A roda rola. O Mundo enrola, enrola-se. Ocupa o espaço, o vazio, e espera a morte do próprio Tempo. Grito. Alto. Pára. Volta. Lola. Estou. Vem. Volta. Raios e trovões. As nuvens encostam-se uma às outras, o espaço é pouco e não sei se à espaço para todas. Todas cá estão. Potenciais potencias. Anarcas. Descobridoras do nada que se consome a si mesmo, sem razão, sem objectivo, sem recompensa. A promessa não existe, só um destino marcado, por quem não se sabe e porquê tambem não.
Lola está em dívida para comigo. Não há prazos, o calendário torna-se infinito, mas o meu, o meu calendário dos dias que comigo passam, o calendário que marca o meu destino, o meu calendário, tem prazo. Tem limite de velocidade e limite de carga, e tem todos os excedentes a esse mesmo prazo.

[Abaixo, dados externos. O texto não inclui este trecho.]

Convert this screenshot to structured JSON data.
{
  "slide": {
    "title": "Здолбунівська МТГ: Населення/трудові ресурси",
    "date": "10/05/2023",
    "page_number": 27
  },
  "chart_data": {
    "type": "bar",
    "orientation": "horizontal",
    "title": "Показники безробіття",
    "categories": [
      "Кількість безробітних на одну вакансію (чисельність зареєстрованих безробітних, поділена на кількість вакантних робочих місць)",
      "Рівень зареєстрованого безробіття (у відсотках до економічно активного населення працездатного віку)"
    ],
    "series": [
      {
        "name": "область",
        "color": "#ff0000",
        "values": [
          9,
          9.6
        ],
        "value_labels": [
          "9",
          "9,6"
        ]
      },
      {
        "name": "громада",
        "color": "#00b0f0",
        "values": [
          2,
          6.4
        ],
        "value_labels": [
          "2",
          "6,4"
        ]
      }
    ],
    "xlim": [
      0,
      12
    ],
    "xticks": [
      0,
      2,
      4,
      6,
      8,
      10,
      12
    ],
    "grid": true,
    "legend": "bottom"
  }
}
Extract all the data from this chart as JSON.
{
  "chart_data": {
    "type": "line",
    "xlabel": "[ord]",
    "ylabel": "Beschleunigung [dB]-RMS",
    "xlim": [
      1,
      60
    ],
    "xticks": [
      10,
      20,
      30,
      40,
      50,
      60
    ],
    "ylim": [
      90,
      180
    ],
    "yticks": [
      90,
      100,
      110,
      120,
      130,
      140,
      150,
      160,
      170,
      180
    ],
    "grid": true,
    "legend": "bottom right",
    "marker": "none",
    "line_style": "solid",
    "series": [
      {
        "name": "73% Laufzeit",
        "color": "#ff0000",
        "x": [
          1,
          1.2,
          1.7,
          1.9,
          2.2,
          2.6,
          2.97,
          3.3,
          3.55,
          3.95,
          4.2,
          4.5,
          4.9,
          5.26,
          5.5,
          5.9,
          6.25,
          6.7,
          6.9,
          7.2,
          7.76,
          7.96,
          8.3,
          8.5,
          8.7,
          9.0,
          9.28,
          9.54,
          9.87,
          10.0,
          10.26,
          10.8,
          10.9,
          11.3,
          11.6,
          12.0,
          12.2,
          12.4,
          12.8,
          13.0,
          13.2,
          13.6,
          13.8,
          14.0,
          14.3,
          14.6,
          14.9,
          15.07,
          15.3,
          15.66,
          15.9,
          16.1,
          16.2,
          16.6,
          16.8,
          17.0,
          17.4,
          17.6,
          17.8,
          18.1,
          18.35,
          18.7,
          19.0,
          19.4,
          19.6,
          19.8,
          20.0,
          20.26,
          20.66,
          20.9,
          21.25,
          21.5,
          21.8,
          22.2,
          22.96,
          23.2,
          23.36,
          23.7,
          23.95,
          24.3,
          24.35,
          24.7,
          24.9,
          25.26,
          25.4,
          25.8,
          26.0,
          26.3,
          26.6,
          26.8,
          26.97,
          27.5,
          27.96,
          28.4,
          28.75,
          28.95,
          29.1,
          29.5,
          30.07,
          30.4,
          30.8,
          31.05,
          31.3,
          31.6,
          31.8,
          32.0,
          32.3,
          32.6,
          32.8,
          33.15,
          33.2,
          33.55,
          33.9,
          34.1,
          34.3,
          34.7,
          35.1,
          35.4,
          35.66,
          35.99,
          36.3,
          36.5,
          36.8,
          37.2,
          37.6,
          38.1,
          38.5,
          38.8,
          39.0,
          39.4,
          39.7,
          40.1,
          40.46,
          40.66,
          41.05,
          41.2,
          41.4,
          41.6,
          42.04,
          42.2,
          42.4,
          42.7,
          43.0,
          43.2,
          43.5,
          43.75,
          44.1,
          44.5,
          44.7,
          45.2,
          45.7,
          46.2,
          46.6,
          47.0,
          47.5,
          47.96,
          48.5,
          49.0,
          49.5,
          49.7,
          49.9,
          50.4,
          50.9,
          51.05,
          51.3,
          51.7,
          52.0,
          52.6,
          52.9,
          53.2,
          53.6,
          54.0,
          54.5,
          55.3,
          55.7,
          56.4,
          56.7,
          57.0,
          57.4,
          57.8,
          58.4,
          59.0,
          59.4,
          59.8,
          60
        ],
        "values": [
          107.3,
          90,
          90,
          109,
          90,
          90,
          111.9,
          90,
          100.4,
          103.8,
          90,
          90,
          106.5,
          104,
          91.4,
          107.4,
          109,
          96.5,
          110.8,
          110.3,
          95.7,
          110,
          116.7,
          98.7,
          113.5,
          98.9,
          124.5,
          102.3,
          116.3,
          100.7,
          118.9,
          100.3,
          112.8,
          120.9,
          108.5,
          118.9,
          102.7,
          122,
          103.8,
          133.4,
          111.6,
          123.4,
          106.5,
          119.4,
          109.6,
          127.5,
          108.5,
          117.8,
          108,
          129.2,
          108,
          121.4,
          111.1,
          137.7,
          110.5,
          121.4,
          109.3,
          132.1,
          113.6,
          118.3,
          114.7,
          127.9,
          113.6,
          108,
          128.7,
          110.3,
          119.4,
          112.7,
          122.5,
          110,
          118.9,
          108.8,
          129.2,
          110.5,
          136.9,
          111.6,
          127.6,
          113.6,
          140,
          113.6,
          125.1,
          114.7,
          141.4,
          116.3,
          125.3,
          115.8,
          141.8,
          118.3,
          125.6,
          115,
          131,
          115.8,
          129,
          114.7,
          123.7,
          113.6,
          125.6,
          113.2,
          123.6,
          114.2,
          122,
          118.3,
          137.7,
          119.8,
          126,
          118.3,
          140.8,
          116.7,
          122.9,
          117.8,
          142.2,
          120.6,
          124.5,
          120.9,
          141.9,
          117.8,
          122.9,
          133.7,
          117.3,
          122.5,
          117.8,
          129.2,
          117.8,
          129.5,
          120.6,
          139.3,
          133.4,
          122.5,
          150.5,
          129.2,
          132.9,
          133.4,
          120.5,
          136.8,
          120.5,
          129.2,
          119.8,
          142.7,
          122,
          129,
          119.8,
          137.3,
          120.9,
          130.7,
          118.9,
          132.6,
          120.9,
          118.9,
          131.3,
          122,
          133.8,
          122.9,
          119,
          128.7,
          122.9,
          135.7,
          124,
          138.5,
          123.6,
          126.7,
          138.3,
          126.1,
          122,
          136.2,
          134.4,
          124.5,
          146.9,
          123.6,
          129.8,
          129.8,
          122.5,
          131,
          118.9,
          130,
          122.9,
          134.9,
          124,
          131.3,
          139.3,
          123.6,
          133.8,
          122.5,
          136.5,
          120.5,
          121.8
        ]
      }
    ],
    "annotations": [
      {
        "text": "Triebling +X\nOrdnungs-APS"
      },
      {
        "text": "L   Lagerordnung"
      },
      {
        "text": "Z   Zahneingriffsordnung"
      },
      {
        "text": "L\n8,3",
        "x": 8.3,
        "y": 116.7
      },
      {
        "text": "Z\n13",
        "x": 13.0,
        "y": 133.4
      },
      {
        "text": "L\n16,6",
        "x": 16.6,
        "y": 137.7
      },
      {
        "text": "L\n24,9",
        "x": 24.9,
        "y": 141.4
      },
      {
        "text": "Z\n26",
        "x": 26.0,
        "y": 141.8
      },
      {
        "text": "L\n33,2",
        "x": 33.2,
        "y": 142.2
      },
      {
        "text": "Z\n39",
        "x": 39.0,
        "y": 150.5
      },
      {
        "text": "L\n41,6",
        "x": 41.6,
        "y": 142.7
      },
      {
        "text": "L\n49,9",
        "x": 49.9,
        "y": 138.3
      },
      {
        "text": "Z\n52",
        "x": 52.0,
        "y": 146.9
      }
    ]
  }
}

Uma árvore estatuada no meio do meu caminho entre as árvores. É forte. Contorno-a e aprecio-a, só não a trepo porque Lola me espera e eu não quero perder mais tempo. As horas entoam na minha cabeça, o descanso chama por mim. Páro mesmo aqui. Já. Lola adormece no sofá, por entre coisas mortas, ouve-se o chamamento dos sonhos interiores ao cansaço.
Eu e Lola adormeçemos ao mesmo tempo, como sempre fazemos. Só nós dois sabemos este nosso truque, que não pertence a mais ninguém.